140 parts Ongoing Mature

𝚂𝚝𝚊𝚕𝚎 𝚆𝚘𝚛𝚍𝚜 is an ongoing book and collection of poems and sonnets made by me, inspired by my thoughts, dreams, and personal experiences. As someone who lives with depression and anxiety, a lot of my thoughts are bound to not be very pleasant. But hey, some of them are quite philosophical and positive. But that's rare. Join me on my journey through sadness, happiness, curiosity, mystery, and so much more.
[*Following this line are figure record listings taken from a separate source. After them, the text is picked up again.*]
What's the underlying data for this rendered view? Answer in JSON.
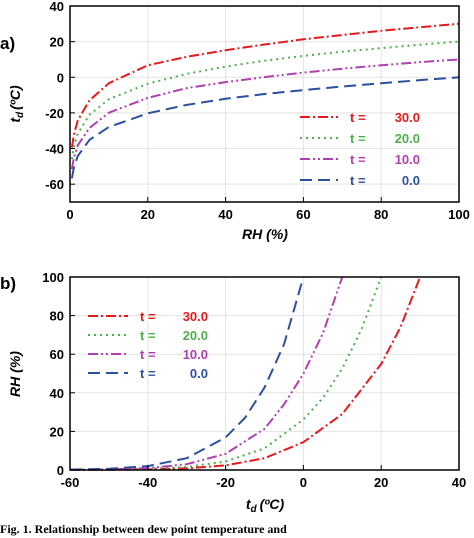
{
  "panels": [
    {
      "label": "a)",
      "xlabel": "RH (%)",
      "ylabel_main": "t",
      "ylabel_sub": "d",
      "ylabel_unit": "(ºC)"
    },
    {
      "label": "b)",
      "xlabel_main": "t",
      "xlabel_sub": "d",
      "xlabel_unit": "(ºC)",
      "ylabel": "RH (%)"
    }
  ],
  "legend_prefix": "t =",
  "caption": "Fig. 1. Relationship between dew point temperature and",
  "colors": {
    "t30": "#e41a1c",
    "t20": "#4daf4a",
    "t10": "#b040b0",
    "t0": "#2c4f9e"
  },
  "chart_data": [
    {
      "type": "line",
      "xlabel": "RH (%)",
      "ylabel": "td (ºC)",
      "xlim": [
        0,
        100
      ],
      "ylim": [
        -70,
        40
      ],
      "xticks": [
        0,
        20,
        40,
        60,
        80,
        100
      ],
      "yticks": [
        -60,
        -40,
        -20,
        0,
        20,
        40
      ],
      "legend_position": "lower-right",
      "series": [
        {
          "name": "30.0",
          "x": [
            0.5,
            1,
            2,
            5,
            10,
            20,
            30,
            40,
            50,
            60,
            70,
            80,
            90,
            100
          ],
          "y": [
            -39.4,
            -32.1,
            -24.2,
            -12.9,
            -3.3,
            6.7,
            11.5,
            15.2,
            18.4,
            21.3,
            23.7,
            26.1,
            28.1,
            30.0
          ]
        },
        {
          "name": "20.0",
          "x": [
            0.5,
            1,
            2,
            5,
            10,
            20,
            30,
            40,
            50,
            60,
            70,
            80,
            90,
            100
          ],
          "y": [
            -45.9,
            -39.0,
            -31.6,
            -21.0,
            -12.3,
            -3.6,
            1.9,
            6.0,
            9.3,
            12.0,
            14.4,
            16.4,
            18.3,
            20.0
          ]
        },
        {
          "name": "10.0",
          "x": [
            0.5,
            1,
            2,
            5,
            10,
            20,
            30,
            40,
            50,
            60,
            70,
            80,
            90,
            100
          ],
          "y": [
            -51.6,
            -45.0,
            -38.1,
            -28.4,
            -19.9,
            -11.6,
            -6.1,
            -2.7,
            0.1,
            2.6,
            4.8,
            6.7,
            8.5,
            10.0
          ]
        },
        {
          "name": "0.0",
          "x": [
            0.5,
            1,
            2,
            5,
            10,
            20,
            30,
            40,
            50,
            60,
            70,
            80,
            90,
            100
          ],
          "y": [
            -56.7,
            -50.6,
            -44.2,
            -35.1,
            -27.9,
            -20.2,
            -15.5,
            -12.1,
            -9.4,
            -7.2,
            -5.2,
            -3.4,
            -1.6,
            0.0
          ]
        }
      ]
    },
    {
      "type": "line",
      "xlabel": "td (ºC)",
      "ylabel": "RH (%)",
      "xlim": [
        -60,
        40
      ],
      "ylim": [
        0,
        100
      ],
      "xticks": [
        -60,
        -40,
        -20,
        0,
        20,
        40
      ],
      "yticks": [
        0,
        20,
        40,
        60,
        80,
        100
      ],
      "legend_position": "upper-left",
      "series": [
        {
          "name": "30.0",
          "x": [
            -60,
            -50,
            -40,
            -30,
            -20,
            -10,
            0,
            10,
            20,
            25,
            30
          ],
          "y": [
            0.03,
            0.1,
            0.3,
            0.9,
            2.4,
            6.1,
            14.4,
            29.0,
            54.9,
            74.1,
            100
          ]
        },
        {
          "name": "20.0",
          "x": [
            -60,
            -50,
            -40,
            -30,
            -20,
            -10,
            0,
            5,
            10,
            15,
            20
          ],
          "y": [
            0.05,
            0.2,
            0.6,
            1.6,
            4.4,
            11.2,
            26.2,
            37.3,
            52.6,
            73.2,
            100
          ]
        },
        {
          "name": "10.0",
          "x": [
            -60,
            -50,
            -40,
            -30,
            -20,
            -10,
            -5,
            0,
            5,
            10
          ],
          "y": [
            0.1,
            0.3,
            1.0,
            3.0,
            8.4,
            21.3,
            34.0,
            49.9,
            70.8,
            100
          ]
        },
        {
          "name": "0.0",
          "x": [
            -60,
            -50,
            -40,
            -30,
            -20,
            -15,
            -10,
            -5,
            0
          ],
          "y": [
            0.2,
            0.6,
            2.0,
            6.1,
            16.9,
            27.1,
            42.7,
            65.1,
            100
          ]
        }
      ]
    }
  ]
}
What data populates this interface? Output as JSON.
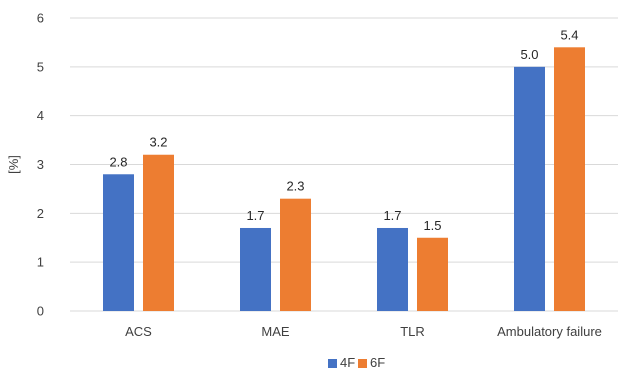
{
  "chart_data": {
    "type": "bar",
    "ylabel": "[%]",
    "ylim": [
      0,
      6
    ],
    "yticks": [
      0,
      1,
      2,
      3,
      4,
      5,
      6
    ],
    "grid": true,
    "legend_position": "bottom",
    "categories": [
      "ACS",
      "MAE",
      "TLR",
      "Ambulatory failure"
    ],
    "series": [
      {
        "name": "4F",
        "color": "#4472c4",
        "values": [
          2.8,
          1.7,
          1.7,
          5.0
        ],
        "labels": [
          "2.8",
          "1.7",
          "1.7",
          "5.0"
        ]
      },
      {
        "name": "6F",
        "color": "#ed7d31",
        "values": [
          3.2,
          2.3,
          1.5,
          5.4
        ],
        "labels": [
          "3.2",
          "2.3",
          "1.5",
          "5.4"
        ]
      }
    ]
  }
}
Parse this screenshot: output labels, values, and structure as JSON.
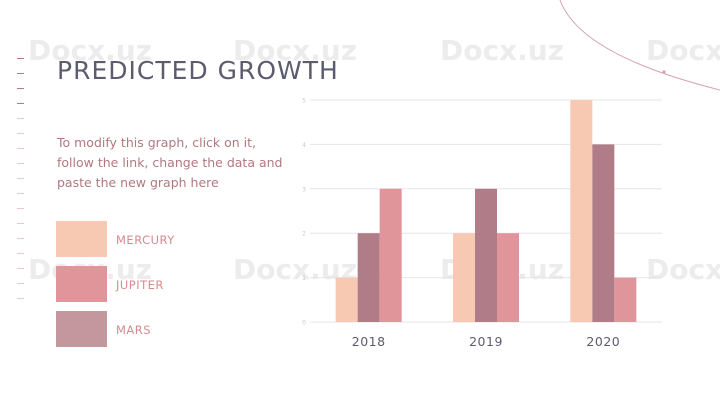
{
  "slide": {
    "title": "PREDICTED GROWTH",
    "description": "To modify this graph, click on it, follow the link, change the data and paste the new graph here"
  },
  "watermark": "Docx.uz",
  "colors": {
    "mercury": "#f7c9b3",
    "jupiter": "#e0959a",
    "mars": "#b07c88",
    "legend_mars": "#c4969e",
    "title": "#5c5c6e",
    "text_accent": "#b07880",
    "arc": "#d9a0b4"
  },
  "legend": [
    {
      "label": "MERCURY",
      "color": "#f7c9b3"
    },
    {
      "label": "JUPITER",
      "color": "#e0959a"
    },
    {
      "label": "MARS",
      "color": "#c4969e"
    }
  ],
  "chart_data": {
    "type": "bar",
    "categories": [
      "2018",
      "2019",
      "2020"
    ],
    "series": [
      {
        "name": "MERCURY",
        "color": "#f7c9b3",
        "values": [
          1,
          2,
          5
        ]
      },
      {
        "name": "MARS",
        "color": "#b07c88",
        "values": [
          2,
          3,
          4
        ]
      },
      {
        "name": "JUPITER",
        "color": "#e0959a",
        "values": [
          3,
          2,
          1
        ]
      }
    ],
    "ylim": [
      0,
      5
    ],
    "yticks": [
      0,
      1,
      2,
      3,
      4,
      5
    ],
    "grid": true,
    "legend_position": "left"
  }
}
I was inspired to make a collection of my poems, and I decided to just do it. Also, you should know that I will try to crack jokes or be funny in my serious poems. It's just how I am. Another thing, I do enjoy making things rhyme. Btw, some poems are going to be much better than others. My brain just works strangely. I also really hope my writing doesn't offend anyone. If it does, I do deeply apologize. I'm mainly just doing this all for myself. Just wanna get all my words saved somewhere. If my humor or anything else offends you, I am deeply sorry for that. Sometimes I just have no clue what I'm saying. I just type what's in my mind. Ps, this is not a cry for help. I'm doing fine, but I have dark thoughts. I can't help it. And to the person who a lot of these poems are based on, I am genuinely sorry. I never wish to write this type of stuff about anyone. This is just how I'm dealing with the pain you caused me. I know you'll never see this, but still. I hate being so hateful. That was always your thing.